Contoh percakapan (3) Nama : Dila, Usia : 4 Tahun
Peneliti : Dila lagi apa ?
(29) Dila : Lagi tulis (sedang menulis).
Peneliti : Habis ini Dila mau ngapain?
(30) Dila : Makan
Peneliti : Dila pulang sekolah ngapain?
Peneliti : Kalau di sekolah miss ngapain ya?
(32) Dila : Belajar
Peneliti : Kalau Dila di sekolah itu belajar, tapi ibu guru mengajari
Dila supaya pintar, gitu ya nak. (sambil mengelus kepala)

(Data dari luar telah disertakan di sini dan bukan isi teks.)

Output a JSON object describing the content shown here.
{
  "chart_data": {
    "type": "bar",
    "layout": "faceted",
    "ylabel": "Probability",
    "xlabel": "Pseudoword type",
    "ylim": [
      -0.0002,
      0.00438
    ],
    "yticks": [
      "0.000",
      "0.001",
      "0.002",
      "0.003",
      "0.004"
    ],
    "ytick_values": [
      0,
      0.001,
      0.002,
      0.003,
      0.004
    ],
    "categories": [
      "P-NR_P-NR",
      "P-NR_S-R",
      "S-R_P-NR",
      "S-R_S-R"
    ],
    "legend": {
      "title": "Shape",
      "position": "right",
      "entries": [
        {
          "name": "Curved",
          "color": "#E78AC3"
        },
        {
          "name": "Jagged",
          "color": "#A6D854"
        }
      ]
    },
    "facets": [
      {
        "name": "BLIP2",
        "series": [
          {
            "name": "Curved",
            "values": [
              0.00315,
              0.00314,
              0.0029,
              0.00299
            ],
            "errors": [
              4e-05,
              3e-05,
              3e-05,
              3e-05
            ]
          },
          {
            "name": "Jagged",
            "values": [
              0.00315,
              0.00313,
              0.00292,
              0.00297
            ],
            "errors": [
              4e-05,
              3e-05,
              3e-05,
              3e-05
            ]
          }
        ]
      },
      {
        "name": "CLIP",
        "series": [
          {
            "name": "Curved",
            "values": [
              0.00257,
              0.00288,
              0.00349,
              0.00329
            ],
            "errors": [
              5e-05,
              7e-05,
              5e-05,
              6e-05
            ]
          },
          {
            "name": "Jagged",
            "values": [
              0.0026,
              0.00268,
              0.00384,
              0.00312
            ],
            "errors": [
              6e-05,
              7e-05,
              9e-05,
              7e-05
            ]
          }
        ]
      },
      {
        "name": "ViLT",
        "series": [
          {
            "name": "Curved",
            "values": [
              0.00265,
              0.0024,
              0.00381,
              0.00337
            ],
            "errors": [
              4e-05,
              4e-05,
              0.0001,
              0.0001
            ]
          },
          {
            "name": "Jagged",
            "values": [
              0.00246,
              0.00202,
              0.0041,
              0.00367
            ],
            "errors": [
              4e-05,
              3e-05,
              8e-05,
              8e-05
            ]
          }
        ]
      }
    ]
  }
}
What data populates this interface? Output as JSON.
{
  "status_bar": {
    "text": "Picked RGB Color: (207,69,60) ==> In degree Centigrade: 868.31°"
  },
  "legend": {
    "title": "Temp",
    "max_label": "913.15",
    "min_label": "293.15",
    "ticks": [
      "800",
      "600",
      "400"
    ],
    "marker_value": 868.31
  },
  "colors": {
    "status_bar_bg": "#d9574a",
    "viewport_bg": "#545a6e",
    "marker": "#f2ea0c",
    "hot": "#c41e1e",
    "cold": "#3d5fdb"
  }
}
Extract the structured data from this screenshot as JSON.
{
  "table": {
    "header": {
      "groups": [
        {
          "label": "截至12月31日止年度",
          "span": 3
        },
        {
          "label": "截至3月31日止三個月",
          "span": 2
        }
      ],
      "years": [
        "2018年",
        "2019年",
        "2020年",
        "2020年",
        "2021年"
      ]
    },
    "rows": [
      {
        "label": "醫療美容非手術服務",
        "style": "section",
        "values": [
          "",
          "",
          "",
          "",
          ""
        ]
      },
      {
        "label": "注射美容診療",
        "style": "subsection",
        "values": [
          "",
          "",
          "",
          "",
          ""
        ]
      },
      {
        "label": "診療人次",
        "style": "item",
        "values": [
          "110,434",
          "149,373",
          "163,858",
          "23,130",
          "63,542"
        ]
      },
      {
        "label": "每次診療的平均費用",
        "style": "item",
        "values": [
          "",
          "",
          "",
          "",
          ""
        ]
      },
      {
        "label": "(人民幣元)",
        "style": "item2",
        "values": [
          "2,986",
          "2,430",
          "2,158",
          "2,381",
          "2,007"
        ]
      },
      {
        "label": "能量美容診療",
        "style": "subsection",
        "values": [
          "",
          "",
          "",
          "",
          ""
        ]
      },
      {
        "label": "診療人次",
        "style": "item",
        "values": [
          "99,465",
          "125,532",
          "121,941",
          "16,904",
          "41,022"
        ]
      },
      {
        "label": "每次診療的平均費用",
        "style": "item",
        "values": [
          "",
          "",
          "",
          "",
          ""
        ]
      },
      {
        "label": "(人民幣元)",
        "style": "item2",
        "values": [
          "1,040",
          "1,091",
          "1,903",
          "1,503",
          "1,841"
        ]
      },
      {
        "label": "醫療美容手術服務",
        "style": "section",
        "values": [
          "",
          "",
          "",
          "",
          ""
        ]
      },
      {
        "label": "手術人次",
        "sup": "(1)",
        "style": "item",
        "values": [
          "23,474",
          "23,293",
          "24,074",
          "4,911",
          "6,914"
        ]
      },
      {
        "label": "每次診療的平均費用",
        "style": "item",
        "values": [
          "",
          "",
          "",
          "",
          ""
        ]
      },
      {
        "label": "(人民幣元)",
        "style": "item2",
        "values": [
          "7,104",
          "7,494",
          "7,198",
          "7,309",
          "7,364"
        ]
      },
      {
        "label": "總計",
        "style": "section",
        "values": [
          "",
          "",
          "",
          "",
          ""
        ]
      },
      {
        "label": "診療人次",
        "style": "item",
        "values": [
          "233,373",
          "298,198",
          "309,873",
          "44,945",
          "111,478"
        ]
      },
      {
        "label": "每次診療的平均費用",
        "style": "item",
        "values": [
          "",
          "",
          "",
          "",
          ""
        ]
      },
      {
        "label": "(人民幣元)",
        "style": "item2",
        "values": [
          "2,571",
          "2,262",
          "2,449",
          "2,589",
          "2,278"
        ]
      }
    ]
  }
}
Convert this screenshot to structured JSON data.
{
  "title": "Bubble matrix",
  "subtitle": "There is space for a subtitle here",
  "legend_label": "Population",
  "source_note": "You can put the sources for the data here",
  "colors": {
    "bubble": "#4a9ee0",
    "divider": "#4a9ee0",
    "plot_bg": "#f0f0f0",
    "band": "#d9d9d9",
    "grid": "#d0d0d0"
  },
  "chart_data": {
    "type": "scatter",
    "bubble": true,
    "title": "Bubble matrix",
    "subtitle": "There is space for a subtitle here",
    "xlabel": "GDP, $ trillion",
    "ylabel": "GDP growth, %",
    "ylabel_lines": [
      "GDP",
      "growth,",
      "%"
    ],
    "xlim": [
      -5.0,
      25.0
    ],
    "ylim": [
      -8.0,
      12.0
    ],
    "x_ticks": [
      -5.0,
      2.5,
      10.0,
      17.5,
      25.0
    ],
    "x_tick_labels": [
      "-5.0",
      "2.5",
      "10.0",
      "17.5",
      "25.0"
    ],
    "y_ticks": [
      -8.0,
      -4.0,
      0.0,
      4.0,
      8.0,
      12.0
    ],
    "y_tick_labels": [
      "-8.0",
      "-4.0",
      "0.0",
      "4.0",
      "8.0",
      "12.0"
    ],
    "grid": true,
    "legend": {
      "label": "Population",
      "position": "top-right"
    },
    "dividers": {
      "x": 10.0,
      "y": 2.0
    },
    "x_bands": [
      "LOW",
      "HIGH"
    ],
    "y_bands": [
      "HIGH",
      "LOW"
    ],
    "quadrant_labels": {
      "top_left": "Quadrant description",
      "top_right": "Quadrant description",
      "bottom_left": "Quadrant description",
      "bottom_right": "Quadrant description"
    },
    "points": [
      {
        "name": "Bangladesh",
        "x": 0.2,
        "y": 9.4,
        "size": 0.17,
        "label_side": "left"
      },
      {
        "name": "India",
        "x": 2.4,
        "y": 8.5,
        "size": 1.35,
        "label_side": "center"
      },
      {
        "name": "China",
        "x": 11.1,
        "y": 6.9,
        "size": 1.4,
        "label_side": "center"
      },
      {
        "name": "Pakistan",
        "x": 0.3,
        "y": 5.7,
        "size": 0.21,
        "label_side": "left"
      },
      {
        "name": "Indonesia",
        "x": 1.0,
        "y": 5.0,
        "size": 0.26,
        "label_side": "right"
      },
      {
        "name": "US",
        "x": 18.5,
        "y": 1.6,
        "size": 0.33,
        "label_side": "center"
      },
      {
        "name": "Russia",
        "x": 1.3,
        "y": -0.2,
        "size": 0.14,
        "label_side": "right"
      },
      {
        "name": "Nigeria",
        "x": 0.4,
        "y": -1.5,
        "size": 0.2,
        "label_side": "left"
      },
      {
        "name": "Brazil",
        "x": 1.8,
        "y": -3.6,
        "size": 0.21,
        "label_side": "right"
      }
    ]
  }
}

Peneliti : Dila pernah nangis di rumah?
(33) Dila : Nangis (menangis)
Peneliti : Kalau Dila nangis diapain sama bunda?
(34) Dila : Cubit
Peneliti : Dila mau nangis lagi, nak?
(35) Dila : Gak, nanti cubit Bunda.
Peneliti : Pintar, Dila janji ya (sambil menyalam anak)
Dari data (29) sampai (35) menunjukkan bahwa anak sudah dapat
memeroleh kosakata dasar kata kerja, kosa kata yang dikuasai anak merupakan
kosa kata yang sering dilakukannya, misalnyaduduk, pergi, makan, tulis, nonton,
belajar, nangis, dan cubit.
Percakapan ini dilakukan antara peneliti dan Dila yang sedang berada
didalam ruang kelas. Dila sedang mengerjakan tugas yang diberikan oleh gurunya
dan peneliti menanyakan aktivitas Dila setelah pulang sekolah. Dila mampu
mengucapkan kosa kata dasar kerja dengan benar, menunjukkan aktivitas yang
dilakukan di sekolah (belajar) dan aktivitas di rumah (nonton).
Pada percakapan (34) dan (35) Dila, mengucapkan kalimat sederhana Gak
berulang-ulang, sehingga menjadi ingatan bagi Dila yang menyebabkan Dila tidak mau
melakukan hal menangistersebut karena mendapat hukuman, yaitu berupa cubitan
dari Bundanya.
Ketika melakukan penelitian dengan anak usia 3‒4 tahun, peneliti bukan hanya sekedar bertanya tetapi juga memperbaiki kosa kata yang salah dengan cara
memberikan teguran halus kepada anak usia 3‒4 tahun. Peneliti memberikan sentuhan-sentuhan, seperti elusan di kepala dan salaman yang menandakan
perjanjian. Anak diminta untuk berjanji melakukan sesuatu yang baik, sehingga
anak akan selalu ingat dan melakukan hal yang diperintahkan kepadanya.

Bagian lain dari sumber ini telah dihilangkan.